GMPヒューマンエラー防止のための文書管理【第16回】

GMPヒューマンエラー防止のための文書管理

問題意識


※関連セミナー開催(2019年4月)
GMPヒューマンエラー防止のための文書管理
 

1.責任転嫁とやるべき論
 製造所からの出荷可否判定は、製造記録及び試験検査成績書に問題のないことを確認して、決定される。出荷可否判定書とともに製造記録と試験検査成績書を束ねて保管される施設もあろう。では、保管についての責任は規定され、責任部署が明確にしているか確認が必要である。データインテグリティが叫ばれる中、紙面としての記録の保管方法も重要である。文書の保管場所は施錠をし、セキュリティー管理をすることが求められる。バックアップも必要である。もし、火災などが起きた時、記録が紛失することがあってはならない。バックアップをしないならば、耐火性の金庫で保管する方法もある。しかし、海岸近くの製造所であれば、津波対策も必要である。その保管方法について、誰が責任を持つかを決めることが必要である。過去の査察の経験の中で、製造記録と品質記録を束ねており、判定記録が製造だ、試験だともめてしまったケースもあった。結局は、提示されたが、QA業務では、GQPとしてのコーポレートとGMPとしてのサイト側との連絡におけるミスマッチもある。納品が迫っているからと焦る製造部門と変更や逸脱がクローズしていないとぐずぐずするQA部門が責任をなすりつけることもあろう。安定供給のためと迫る製造側と品質の確認ができないと突っ張る品質側とどちらが悪いのだろうか考えてもらいたい。どちらも責任があり、やるべきことをやらなければならない。製販としても品質情報をGQPとして処理するか、GVPとして処理するか、最初の窓口はどちらにするかなど些細なことでの責任転嫁は生じる。責任を明確にし、抜け落ちてしまう事象がないようにカバーすることが重要である。
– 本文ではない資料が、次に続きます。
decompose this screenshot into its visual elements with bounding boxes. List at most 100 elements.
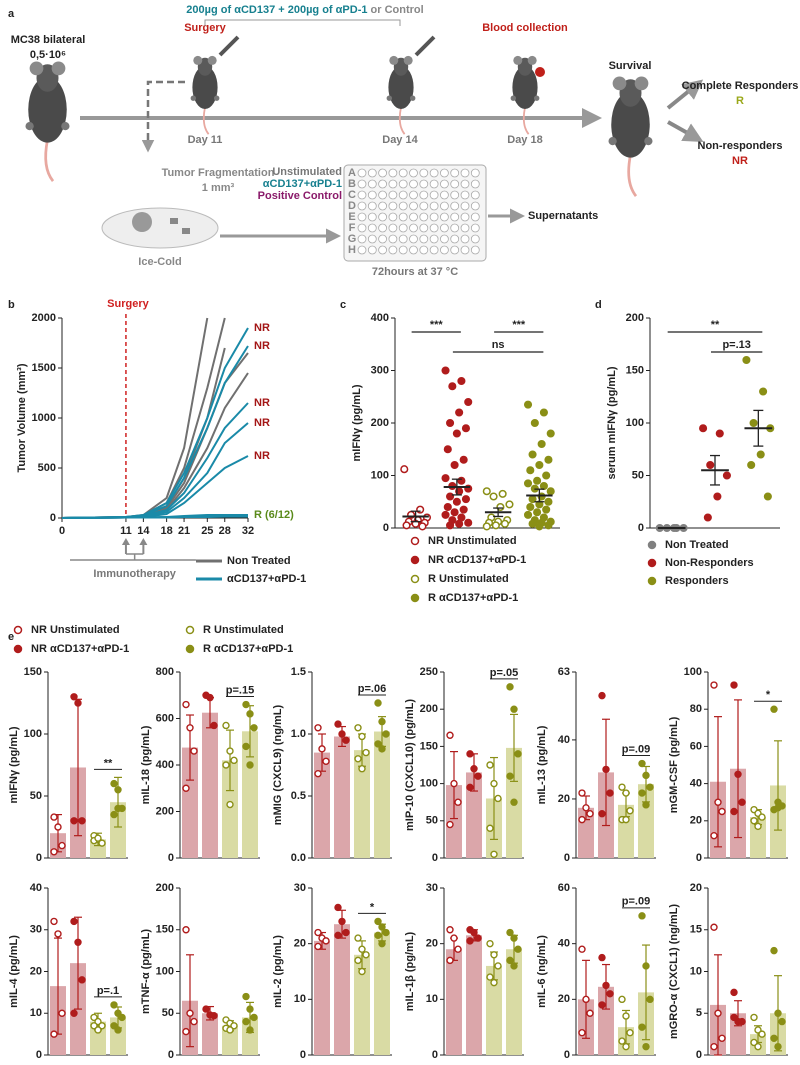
data-point (374, 931, 382, 940)
legend-label: R αCD137+αPD-1 (428, 592, 518, 604)
data-point (182, 1027, 190, 1036)
data-point (539, 408, 548, 417)
bar (506, 949, 522, 1055)
well (439, 179, 449, 189)
data-point (222, 721, 230, 730)
data-point (114, 786, 122, 794)
data-point (742, 355, 751, 365)
well (398, 234, 408, 244)
y-axis-label: mIFNγ (pg/mL) (8, 726, 20, 803)
data-point (474, 772, 482, 780)
data-point (441, 510, 450, 519)
well (419, 245, 429, 255)
bar (750, 817, 766, 858)
legend-label: Non Treated (665, 539, 729, 551)
y-axis-label: mIL-1β (pg/mL) (404, 931, 416, 1011)
data-point (622, 1012, 630, 1020)
well (378, 212, 388, 222)
data-point (452, 497, 461, 506)
data-point (110, 810, 118, 819)
well (460, 234, 470, 244)
data-point (454, 798, 462, 806)
syringe (414, 35, 436, 57)
data-point (486, 939, 494, 948)
data-point (186, 1009, 194, 1017)
data-point (510, 705, 518, 713)
well (439, 190, 449, 200)
well (388, 168, 398, 178)
y-tick-label: 40 (558, 734, 570, 746)
syringe (218, 35, 240, 57)
surgery-label: Surgery (184, 22, 226, 34)
day-label: Day 11 (188, 134, 223, 146)
data-point (118, 804, 126, 813)
data-point (378, 745, 386, 753)
data-point (58, 841, 66, 850)
y-tick-label: 100 (24, 728, 42, 740)
well (409, 212, 418, 222)
well (419, 223, 429, 233)
y-tick-label: 0 (36, 1049, 42, 1061)
data-point (535, 460, 544, 470)
y-tick-label: 0 (383, 522, 389, 534)
y-tick-label: 100 (684, 666, 702, 678)
y-axis-label: mIL-13 (pg/mL) (536, 725, 548, 804)
plate-row-label: G (348, 233, 357, 245)
y-tick-label: 50 (30, 790, 42, 802)
data-point (374, 740, 382, 748)
data-point (542, 471, 551, 480)
line-label: NR (254, 417, 270, 429)
data-point (544, 455, 553, 464)
data-point (446, 492, 455, 501)
data-point (246, 1026, 254, 1034)
data-point (182, 926, 190, 934)
well (388, 179, 398, 189)
data-point (222, 761, 230, 769)
data-point (182, 784, 190, 792)
data-point (190, 747, 198, 755)
data-point (578, 1029, 586, 1037)
data-point (358, 945, 366, 953)
legend-label: NR Unstimulated (31, 624, 120, 636)
significance-label: p=.06 (358, 683, 386, 695)
well (388, 190, 398, 200)
blood-drop (535, 67, 545, 77)
y-axis-label: mGRO-α (CXCL1) (ng/mL) (668, 904, 680, 1039)
well (388, 245, 398, 255)
data-point (754, 822, 762, 831)
data-point (441, 366, 450, 375)
data-point (202, 1005, 210, 1013)
data-point (314, 769, 322, 778)
y-axis-label: mIP-10 (CXCL10) (pg/mL) (404, 699, 416, 831)
y-tick-label: 20 (558, 993, 570, 1005)
data-point (342, 736, 350, 744)
data-point (461, 424, 471, 433)
significance-label: p=.1 (97, 985, 119, 997)
data-point (642, 1042, 650, 1051)
y-tick-label: 250 (420, 666, 438, 678)
data-point (578, 815, 586, 824)
data-point (334, 931, 342, 940)
data-point (464, 518, 473, 527)
significance-label: p=.13 (722, 339, 750, 351)
data-point (582, 995, 590, 1004)
bar (334, 924, 350, 1055)
well (409, 201, 418, 211)
data-point (602, 981, 610, 990)
treatment-bracket (204, 19, 401, 26)
well (357, 245, 367, 255)
well (460, 168, 470, 178)
data-point (98, 839, 106, 847)
y-tick-label: 40 (558, 938, 570, 950)
y-axis-label: mIL-2 (pg/mL) (272, 935, 284, 1008)
mouse (189, 55, 221, 136)
data-point (466, 750, 474, 758)
data-point (446, 956, 454, 965)
arrow (666, 79, 704, 110)
well (429, 190, 439, 200)
y-tick-label: 60 (690, 740, 702, 752)
line-label: R (6/12) (254, 509, 294, 521)
well (450, 234, 460, 244)
y-tick-label: 100 (371, 469, 389, 481)
y-tick-label: 200 (420, 703, 438, 715)
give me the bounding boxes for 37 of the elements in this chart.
開発に関する内容はGMPの範疇ではないと主張する方も多いが、ICH Q10医薬品品質システムで求められているように、医薬品品質システムは開発から終売までのライフサイクルとして管理しなければならない。適合性調査では、開発時の工業化検討や技術移管文書は当然のごとく確認される。医薬品製造業者として、一貫したシステムの中で管理されなければならない。そのシステムを維持するために経営陣は責任を持たなければならないことが、ICH Q10に記載されている。
 
 

 GMPの記録類には多くのチェック項目がある。その一つ一つを承認者がすべてダブルチェックをするのは限界がある。出荷可否判定者が製造記録や試験検査成績書の全部を見る、まして、生データまで確認することは不可能であろう。そのために、チェックが有効に働くようチェックする範囲を責任者ごとに明確にして、責任を持たせることは重要である。最後に判定者が見るからと、なおざりなチェックを繰り返しても意味がない。生デーではだれが見るか、ダブルチェック者はだれがしたかの確認をするのもチェックである。必要以上に、ダブル、トリプルとチェックを重ねれば、各自の責任が不明確になり、チェックが有効に働かなくなる。現場のリーダー、工程責任者、製造部門責任者とチェックすべき項目を明確にし、チェックの見逃しを減らす体制を構築することが、ヒューマンエラー防止につながる。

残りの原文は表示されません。